What specifically was the nature of your musical education with the Pumpkins?
It was mainly Billy's work ethic — it's in that legendary James Brown realm. My first day in the band I was told: there are no days off, you can't make mistakes, and you can't get sick. I had to learn a massive catalog, including what was at that time one the biggest selling double albums. And remember, they have box sets of B sides. Billy wanted to be able to pull from that catalog at any moment, and we were on a world tour where we quite often opened for ourselves. So we would play an hour opening set and then play a two-and-half hour set of our own. I still have somewhere in my archives a binder. You know I didn't go to Berklee, I don't write music out. I wrote it out in my own cryptic way and I had this binder and I could not play a show without my reference notes, because they would make up a new set list every day. And he was really tough. I couldn't make a mistake and I didn't want to. I did once and he called me out, it was really rude.

What did he do?
He just said, "It's her fault." On stage. And it had been my first week in the band, and it was just the top of the song. But, in other words, there were unbelievable standards which again, I really respect.

Now I want to go back and listen to the bass on those records.
Well that was the other thing. He played the majority of the bass on those records. So they were very much his parts.

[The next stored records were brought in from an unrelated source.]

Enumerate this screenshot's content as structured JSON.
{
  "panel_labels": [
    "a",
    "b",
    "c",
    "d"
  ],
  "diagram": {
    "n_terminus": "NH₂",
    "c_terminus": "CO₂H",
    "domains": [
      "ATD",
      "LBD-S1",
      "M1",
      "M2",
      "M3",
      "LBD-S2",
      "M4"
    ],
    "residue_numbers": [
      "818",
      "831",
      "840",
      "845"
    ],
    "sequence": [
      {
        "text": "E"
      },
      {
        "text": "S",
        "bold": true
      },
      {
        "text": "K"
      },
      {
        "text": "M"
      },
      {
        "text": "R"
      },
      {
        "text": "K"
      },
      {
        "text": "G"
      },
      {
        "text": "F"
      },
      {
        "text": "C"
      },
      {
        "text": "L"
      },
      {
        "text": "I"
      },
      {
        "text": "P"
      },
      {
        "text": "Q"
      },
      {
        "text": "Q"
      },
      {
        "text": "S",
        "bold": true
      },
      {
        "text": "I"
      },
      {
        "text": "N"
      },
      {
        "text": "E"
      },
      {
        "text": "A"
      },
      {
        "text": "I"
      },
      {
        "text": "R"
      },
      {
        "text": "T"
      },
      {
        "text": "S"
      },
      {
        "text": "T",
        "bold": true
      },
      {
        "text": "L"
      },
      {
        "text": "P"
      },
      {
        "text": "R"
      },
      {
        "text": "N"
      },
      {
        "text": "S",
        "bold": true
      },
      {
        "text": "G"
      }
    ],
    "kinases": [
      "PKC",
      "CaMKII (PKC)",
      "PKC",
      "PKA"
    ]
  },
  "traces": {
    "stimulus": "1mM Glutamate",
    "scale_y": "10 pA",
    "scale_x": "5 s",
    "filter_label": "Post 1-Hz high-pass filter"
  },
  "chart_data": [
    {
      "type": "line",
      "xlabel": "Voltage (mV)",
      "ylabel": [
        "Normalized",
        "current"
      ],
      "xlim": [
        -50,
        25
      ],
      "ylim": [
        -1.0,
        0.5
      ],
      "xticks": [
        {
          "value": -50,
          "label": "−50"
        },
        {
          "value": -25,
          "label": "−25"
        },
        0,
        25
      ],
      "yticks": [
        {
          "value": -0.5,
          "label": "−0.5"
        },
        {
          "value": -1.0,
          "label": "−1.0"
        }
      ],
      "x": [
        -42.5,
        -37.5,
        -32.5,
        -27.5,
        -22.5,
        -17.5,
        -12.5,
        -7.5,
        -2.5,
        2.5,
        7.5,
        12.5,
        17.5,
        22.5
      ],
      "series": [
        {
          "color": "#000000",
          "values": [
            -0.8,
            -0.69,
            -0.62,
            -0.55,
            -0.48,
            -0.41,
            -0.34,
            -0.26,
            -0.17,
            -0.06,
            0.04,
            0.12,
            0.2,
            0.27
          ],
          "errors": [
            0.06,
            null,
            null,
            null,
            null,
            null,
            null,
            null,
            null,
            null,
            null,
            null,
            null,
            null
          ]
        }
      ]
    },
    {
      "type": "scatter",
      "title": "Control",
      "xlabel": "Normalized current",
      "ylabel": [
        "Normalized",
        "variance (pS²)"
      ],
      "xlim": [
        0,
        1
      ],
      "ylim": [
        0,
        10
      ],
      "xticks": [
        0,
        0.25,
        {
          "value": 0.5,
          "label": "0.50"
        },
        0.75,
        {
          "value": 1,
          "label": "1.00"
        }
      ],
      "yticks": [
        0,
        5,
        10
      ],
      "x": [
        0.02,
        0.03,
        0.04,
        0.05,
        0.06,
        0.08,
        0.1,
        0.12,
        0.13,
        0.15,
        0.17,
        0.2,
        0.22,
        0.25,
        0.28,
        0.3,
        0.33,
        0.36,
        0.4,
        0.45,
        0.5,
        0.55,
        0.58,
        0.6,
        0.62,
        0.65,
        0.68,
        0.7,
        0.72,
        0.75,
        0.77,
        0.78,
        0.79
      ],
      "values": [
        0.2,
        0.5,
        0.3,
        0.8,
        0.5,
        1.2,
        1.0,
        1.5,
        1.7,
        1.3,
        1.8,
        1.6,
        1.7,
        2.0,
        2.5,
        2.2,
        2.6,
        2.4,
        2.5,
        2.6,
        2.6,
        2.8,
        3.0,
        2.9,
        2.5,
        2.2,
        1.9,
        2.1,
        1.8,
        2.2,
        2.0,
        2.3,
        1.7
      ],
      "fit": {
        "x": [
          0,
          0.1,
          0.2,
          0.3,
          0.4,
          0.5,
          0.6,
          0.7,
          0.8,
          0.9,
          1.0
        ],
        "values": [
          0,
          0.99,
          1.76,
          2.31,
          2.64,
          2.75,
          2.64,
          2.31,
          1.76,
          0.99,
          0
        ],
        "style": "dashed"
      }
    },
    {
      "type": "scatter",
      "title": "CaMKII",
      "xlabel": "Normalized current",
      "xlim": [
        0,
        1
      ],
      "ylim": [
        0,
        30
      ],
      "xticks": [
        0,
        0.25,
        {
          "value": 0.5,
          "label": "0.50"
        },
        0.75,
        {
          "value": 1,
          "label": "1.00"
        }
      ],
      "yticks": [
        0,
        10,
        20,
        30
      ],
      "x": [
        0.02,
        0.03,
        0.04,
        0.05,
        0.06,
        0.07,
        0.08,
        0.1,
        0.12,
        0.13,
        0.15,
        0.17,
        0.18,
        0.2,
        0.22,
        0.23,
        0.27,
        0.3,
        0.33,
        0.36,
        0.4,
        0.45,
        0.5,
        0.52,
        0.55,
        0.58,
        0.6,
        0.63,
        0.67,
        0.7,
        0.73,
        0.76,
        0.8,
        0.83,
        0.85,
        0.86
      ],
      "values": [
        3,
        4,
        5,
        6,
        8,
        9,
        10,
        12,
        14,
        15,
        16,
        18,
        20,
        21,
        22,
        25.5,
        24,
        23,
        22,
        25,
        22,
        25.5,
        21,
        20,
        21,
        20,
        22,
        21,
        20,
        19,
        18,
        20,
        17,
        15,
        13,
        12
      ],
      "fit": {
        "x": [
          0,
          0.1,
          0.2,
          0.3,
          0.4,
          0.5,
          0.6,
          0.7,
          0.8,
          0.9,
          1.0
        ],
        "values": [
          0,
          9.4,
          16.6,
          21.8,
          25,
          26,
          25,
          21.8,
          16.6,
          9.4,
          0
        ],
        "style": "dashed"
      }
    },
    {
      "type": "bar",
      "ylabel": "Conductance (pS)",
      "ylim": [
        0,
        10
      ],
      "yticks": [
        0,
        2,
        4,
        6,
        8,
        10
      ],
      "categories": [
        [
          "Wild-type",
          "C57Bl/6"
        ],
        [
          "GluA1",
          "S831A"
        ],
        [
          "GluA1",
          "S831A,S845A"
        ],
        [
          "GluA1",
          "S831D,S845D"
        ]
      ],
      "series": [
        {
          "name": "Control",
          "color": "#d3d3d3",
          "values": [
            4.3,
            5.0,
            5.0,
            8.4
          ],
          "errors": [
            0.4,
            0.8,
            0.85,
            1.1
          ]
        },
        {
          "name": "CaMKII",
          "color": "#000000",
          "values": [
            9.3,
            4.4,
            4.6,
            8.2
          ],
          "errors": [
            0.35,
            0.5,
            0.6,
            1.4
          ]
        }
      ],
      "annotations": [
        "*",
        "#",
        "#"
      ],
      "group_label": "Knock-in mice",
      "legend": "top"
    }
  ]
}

I was given CDs of every album with just the bass and drums, so I had to learn it exactly as it was played on the albums and luckily I had the references because sometimes you can't hear them in the mix and it was amazing. I learned the difference: yeah, you can play a "B" but if you're not playing on the exact same place that he's playing it on the neck, that "B" is not the same "B." It's a matter of the nuances, of how you get up to that note. And now that I'm my own band leader and I have these musicians who come in and have to learn my things I realize, "Wow, had I not had that lesson I certainly wouldn't be as tough as I am right now." It makes a big difference. Because when I joined Hole, my God, I'm almost embarrassed how loose my interpretation was of those songs. Only years later I listened to those records and I thought, Oh my god, I didn't even do them justice. I played my bass parts right and I'm very proud of my bass playing on Celebrity Skin, but I had to learn the other parts of the other players.

How didthe Out of Our Mindsproject start?
It started in New England, in Massachusetts. I spent every Christmas of my life on Cape Cod. My grandparents moved to [Sandwich] Cape Cod in the '70s and I spent a portion of the summer and winter in Cape Cod throughout my entire youth. I was very close with my grandfather, and he died just as I was completing my solo record. I moved out of New York City and moved to Cape Cod when I got off the year tour of my first record. That was actually a completion of 10 years — Hole, the Pumpkins, my first solo record — perfectly nestled within 10 years to the T.